Alternatives for Reverse-Grip Pull Downs
Man doing pullups Photo Credit dolgachov/iStock/Getty Images

The reverse-grip pull down, more often called the reverse-grip “lat” pull down, is an exercise that targets the back and biceps. It’s performed on a pull-down machine, which you'll find in gyms or health clubs. Alternative exercises for the reverse-grip pull down work the same muscles but don’t require such expensive equipment.

The Basics

Lat pull downs primarily work the latissimus dorsi muscles, or “lats.” Anchored along the spinal bones, these broad muscles begin at the base of the spine and go up as far as the last four ribs. The muscles narrow as they extend and attach to the top of each arm bone, or humerus, just below the shoulder. Secondary groups of muscles, including the biceps, middle back and shoulders, also get a workout with lat pull downs.

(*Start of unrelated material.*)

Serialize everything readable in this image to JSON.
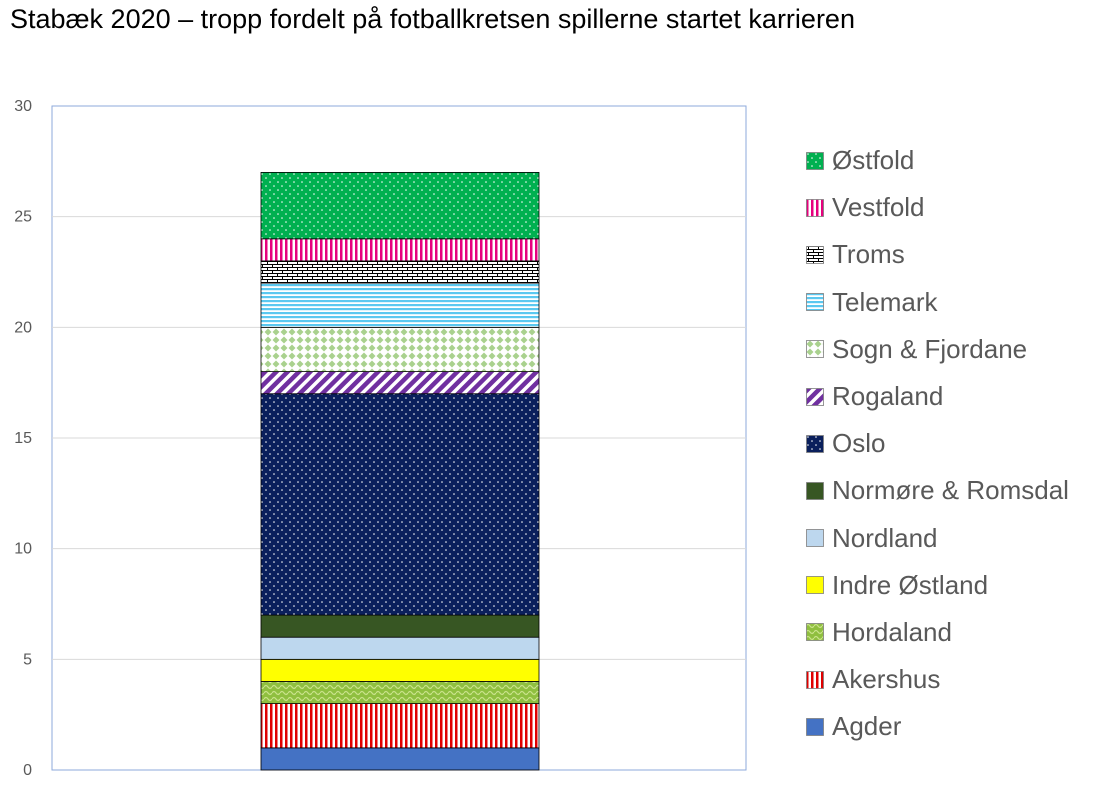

All you need for a pullup is a level, sturdy bar placed high enough so you can hang from the bar and not touch the ground. Ideally, you should be able to hang with straight legs and not hit the ground, but if the bar is too low, cross your feet and bend your knees. Grab the bar with your hands as far apart as your shoulders. Keeping your arms straight, let your body hang from the bar, then pull yourself up toward the bar until your chin is over it. Lower yourself back down, using controlled motion and, never letting your muscles completely relax, pull yourself back up again. Keep your body straight and avoid swinging motions.

One-Arm Dumbbell Row

This alternative to the lat pull down requires dumbbells or other weights and an exercise bench or any sturdy, flat bench. To exercise the left side, stand on the left side of the bench, with your right hand, knee and lower leg up on the bench. With your back straight and parallel to the floor, extend your left arm straight down to the floor and pull your shoulder blade back. Grab the weight and lift it straight up to your chest, keeping your elbow next to your body. Hold the weight in position while squeezing your shoulder blades together, then lower the weight. Reverse sides to work the opposite set of lat and bicep muscles.

Incline Bench Barbell Row

Incline your bench and put barbells on the floor at the high end of the bench. Lie face down with your chest at the high end and your feet on the floor on either side of the bench for support. Using a wide, overhand grip -- with your hands slightly farther apart than shoulder width and palms facing toward you -- raise the bar up as far as possible, then slowly return it back to the floor. Throughout the lift, keep your head up with eyes looking forward and elbows held in against your body. You’ll increase the intensity if you pause at the top of the lift and squeeze your shoulder blades together before lowering the barbells.